Blessed is Ruth as she bears a cross for Naomi.  She, a foreigner, will bravely seek favor from a Jew.  With trembling hands, she will gather barley and any fragments of Yahweh’s grace that a foreigner is welcomed to receive.  She will humbly receive Jewish charity so that she might know the ways of Yahweh’s grace rather than abiding under the inherited rights, familiar ways and common gods of the Moabites.  She will risk a lower status of poverty, widowhood and barrenness in a foreign land… .to love Yahweh and feed Naomi.
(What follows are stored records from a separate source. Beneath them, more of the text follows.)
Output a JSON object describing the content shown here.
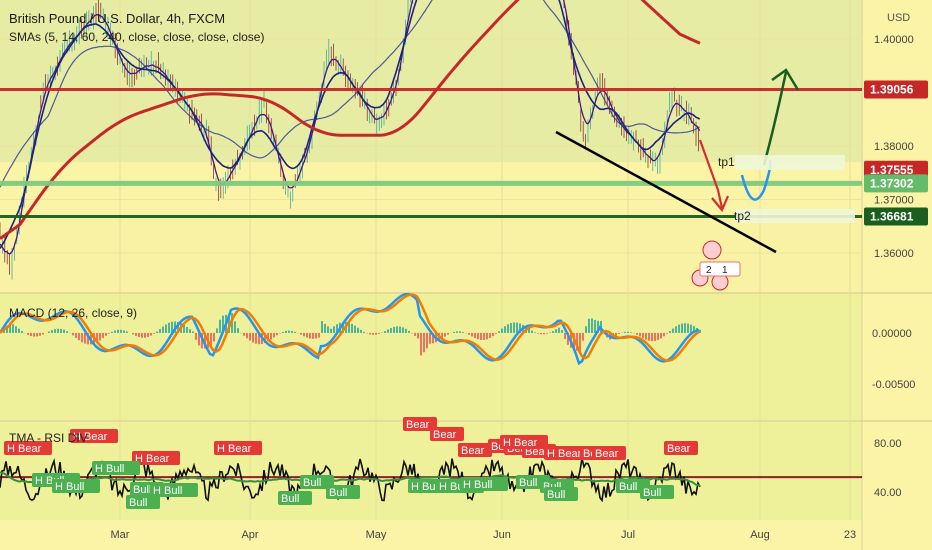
{
  "header": {
    "title": "British Pound / U.S. Dollar, 4h, FXCM",
    "indicator": "SMAs (5, 14, 60, 240, close, close, close, close)"
  },
  "currency": "USD",
  "chart_data": [
    {
      "type": "line",
      "name": "price",
      "title": "British Pound / U.S. Dollar, 4h, FXCM",
      "x_ticks": [
        "Mar",
        "Apr",
        "May",
        "Jun",
        "Jul",
        "Aug",
        "23"
      ],
      "y_ticks": [
        "1.40000",
        "1.38000",
        "1.37000",
        "1.36000"
      ],
      "ylim": [
        1.3527,
        1.4073
      ],
      "price_labels": [
        {
          "value": 1.39056,
          "text": "1.39056",
          "color": "#c62828"
        },
        {
          "value": 1.37555,
          "text": "1.37555",
          "color": "#c62828"
        },
        {
          "value": 1.37302,
          "text": "1.37302",
          "color": "#66bb6a"
        },
        {
          "value": 1.36681,
          "text": "1.36681",
          "color": "#1b5e20"
        }
      ],
      "horizontal_levels": [
        {
          "value": 1.39056,
          "color": "#c62828"
        },
        {
          "value": 1.37302,
          "color": "#7fc97f"
        },
        {
          "value": 1.36681,
          "color": "#1b5e20"
        }
      ],
      "annotations": [
        "tp1",
        "tp2"
      ]
    },
    {
      "type": "line",
      "name": "macd",
      "title": "MACD (12, 26, close, 9)",
      "y_ticks": [
        "0.00000",
        "-0.00500"
      ],
      "ylim": [
        -0.0085,
        0.0038
      ]
    },
    {
      "type": "line",
      "name": "rsi",
      "title": "TMA - RSI DIV",
      "y_ticks": [
        "80.00",
        "40.00"
      ],
      "ylim": [
        17,
        97
      ],
      "level": 52,
      "bear_labels": [
        "H Bear",
        "H Bear",
        "H Bear",
        "H Bear",
        "Bear",
        "Bear",
        "Bear",
        "Bear",
        "Bear",
        "Bear",
        "H Bear",
        "Bear",
        "Bear",
        "H Bear",
        "Bear"
      ],
      "bull_labels": [
        "H Bull",
        "H Bull",
        "Bull",
        "Bull",
        "H Bull",
        "H Bull",
        "Bull",
        "Bull",
        "Bull",
        "H Bull",
        "H Bull",
        "H Bull",
        "Bull",
        "Bull",
        "Bull",
        "Bull",
        "Bull"
      ]
    }
  ],
  "events": {
    "flag_a": "2",
    "flag_b": "1"
  },
  "colors": {
    "bg_price": "#fbf3a6",
    "bg_price_green": "#d5e6a0",
    "bg_ind": "#eef19a",
    "sma_slow": "#c62828",
    "sma_mid": "#1a237e",
    "sma_fast": "#4a148c",
    "macd_line": "#2196f3",
    "signal_line": "#f57c00",
    "bull": "#4caf50",
    "bear": "#e53935"
  }
}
Blessed is the Jewish businessman.  Congratulations!  He has also been given the opportunity to bear a cross.  “You have heard it said, ‘An eye for an eye and a tooth for a tooth.’  But I say to you, do not resist the one who is evil.  But if anyone slaps you on the right cheek, turn to him the other also.  And if anyone would sue you and take your tunic, let him have your cloak as well.  And if anyone forces you to go one mile, go with him two miles.  Give to the one who begs from you, and do not refuse the one who would borrow from you,” Matthew 5:38-42.  The Jewish man has the opportunity to graciously serve a Gentile enemy with eyes wide open that this Roman soldier is a fellow image-bearer.  
Jesus, the Great Goel, obligated Himself to Gentiles and enemies.  Blessed is Boaz for he will foreshadow the cross-bearing of the Great Goel…
Tell me, how far would You travel with a foreign enemies load?